Let's assume that the red car (A) is moving with a constant speed of v₁ m/s and the blue car (B) is moving with a constant speed of v₂ m/s, where v₁ > v₂. We are also given that the initial distance between the two cars is 40 meters.

To determine the meeting point, we can set up an equation based on their relative positions and speeds. The equation can be written as:

d = v₂t + 40

where d represents the distance covered by the blue car (B) and t represents the time it takes for the two cars to meet.

The red car (A) will also cover a distance based on its speed and time:

d = v₁t

Since the two cars meet at the same point, we can equate the distances:

v₁t = v₂t + 40

This equation allows us to solve for t, which will give us the time it takes for the two cars to meet. Once we have the time, we can substitute it back into one of the original equations to find the distance.

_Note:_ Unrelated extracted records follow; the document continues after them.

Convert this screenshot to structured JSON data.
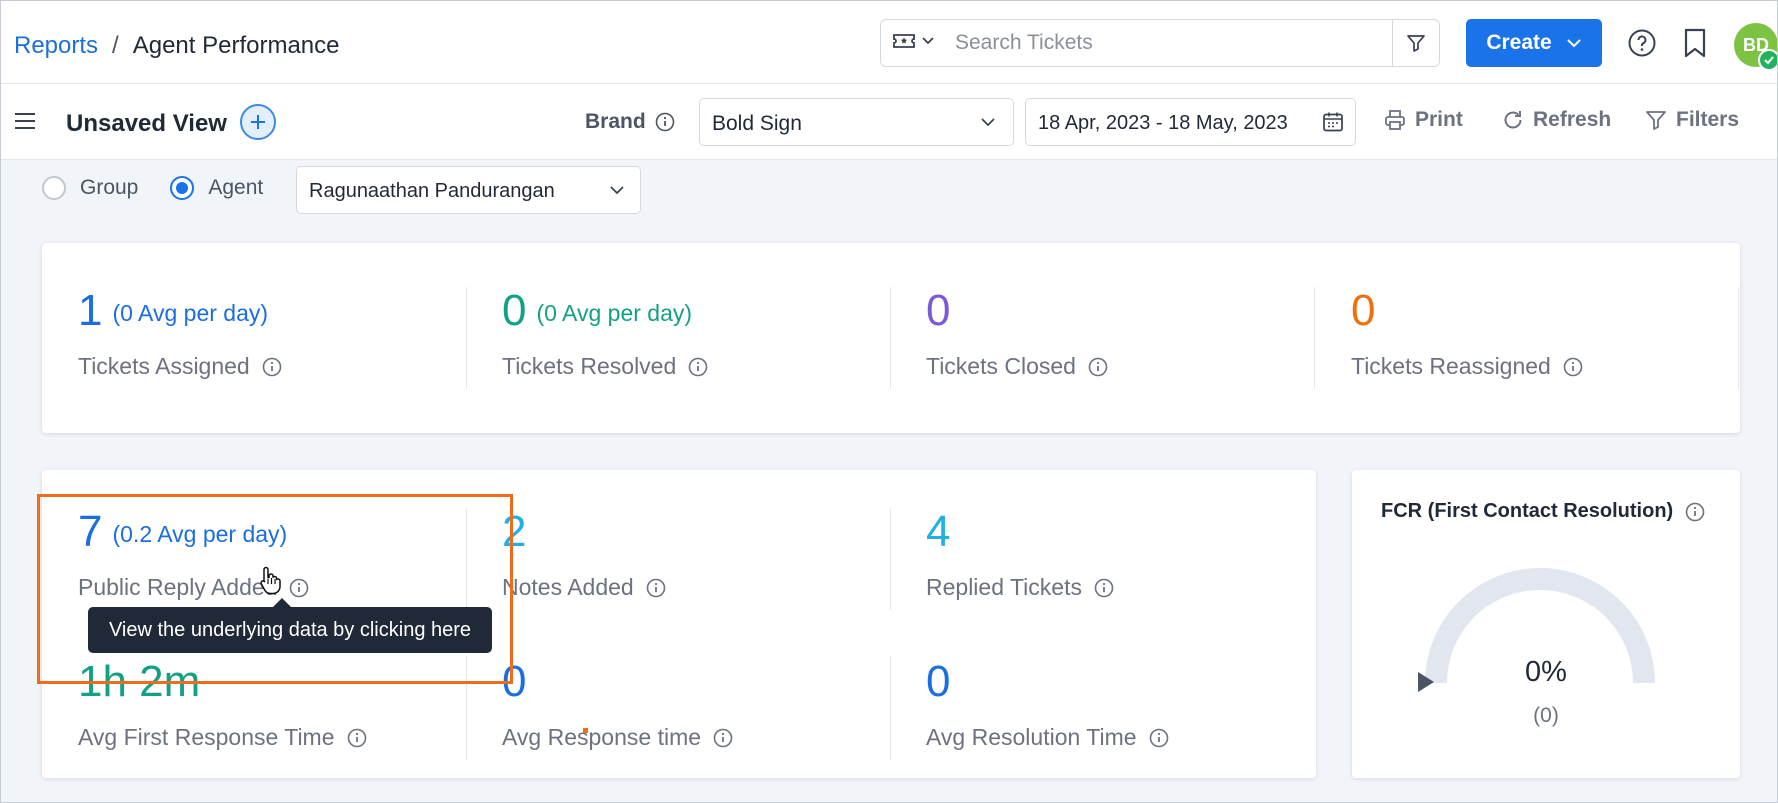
{
  "header": {
    "breadcrumb_root": "Reports",
    "breadcrumb_separator": "/",
    "breadcrumb_current": "Agent Performance",
    "search_placeholder": "Search Tickets",
    "create_label": "Create",
    "avatar_initials": "BD"
  },
  "viewbar": {
    "view_title": "Unsaved View",
    "brand_label": "Brand",
    "brand_value": "Bold Sign",
    "date_range": "18 Apr, 2023 - 18 May, 2023",
    "print_label": "Print",
    "refresh_label": "Refresh",
    "filters_label": "Filters"
  },
  "filters": {
    "group_label": "Group",
    "agent_label": "Agent",
    "selected_mode": "Agent",
    "agent_value": "Ragunaathan Pandurangan"
  },
  "summary": [
    {
      "value": "1",
      "avg": "(0 Avg per day)",
      "label": "Tickets Assigned"
    },
    {
      "value": "0",
      "avg": "(0 Avg per day)",
      "label": "Tickets Resolved"
    },
    {
      "value": "0",
      "avg": "",
      "label": "Tickets Closed"
    },
    {
      "value": "0",
      "avg": "",
      "label": "Tickets Reassigned"
    }
  ],
  "metrics": [
    {
      "value": "7",
      "avg": "(0.2 Avg per day)",
      "label": "Public Reply Added"
    },
    {
      "value": "2",
      "avg": "",
      "label": "Notes Added"
    },
    {
      "value": "4",
      "avg": "",
      "label": "Replied Tickets"
    },
    {
      "value": "1h 2m",
      "avg": "",
      "label": "Avg First Response Time"
    },
    {
      "value": "0",
      "avg": "",
      "label": "Avg Response time"
    },
    {
      "value": "0",
      "avg": "",
      "label": "Avg Resolution Time"
    }
  ],
  "fcr": {
    "title": "FCR (First Contact Resolution)",
    "percent_text": "0%",
    "count_text": "(0)",
    "fraction": 0
  },
  "tooltip": {
    "text": "View the underlying data by clicking here"
  },
  "colors": {
    "accent": "#1a73e8",
    "blue": "#1a6ee0",
    "green": "#13a185",
    "purple": "#7a59d9",
    "orange": "#f06f0f",
    "cyan": "#1fb0e8",
    "highlight": "#ef6c1a"
  },
  "icons": {
    "search_type": "ticket-icon",
    "search_filter": "funnel-icon",
    "help": "help-circle-icon",
    "bookmark": "bookmark-icon",
    "menu": "hamburger-icon",
    "add_view": "plus-icon",
    "info": "info-icon",
    "calendar": "calendar-icon",
    "print": "printer-icon",
    "refresh": "refresh-icon",
    "filters": "funnel-icon"
  }
}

Let's say v₁ = 60 m/s and v₂ = 50 m/s. Plugging the values into the equation:

60t = 50t + 40

Simplifying the equation:

10t = 40

Dividing both sides by 10:

t = 4 seconds

Now we know that it will take 4 seconds for the red car (A) and the blue car (B) to meet.

To find the distance at which they meet, we can substitute this value of t into either equation. Plugging it back into the equation for the red car (A):

d = v₁t
d = 60 * 4
d = 240 meters

Therefore, the meeting point of the red car (A) and the blue car (B) is 240 meters from the starting point.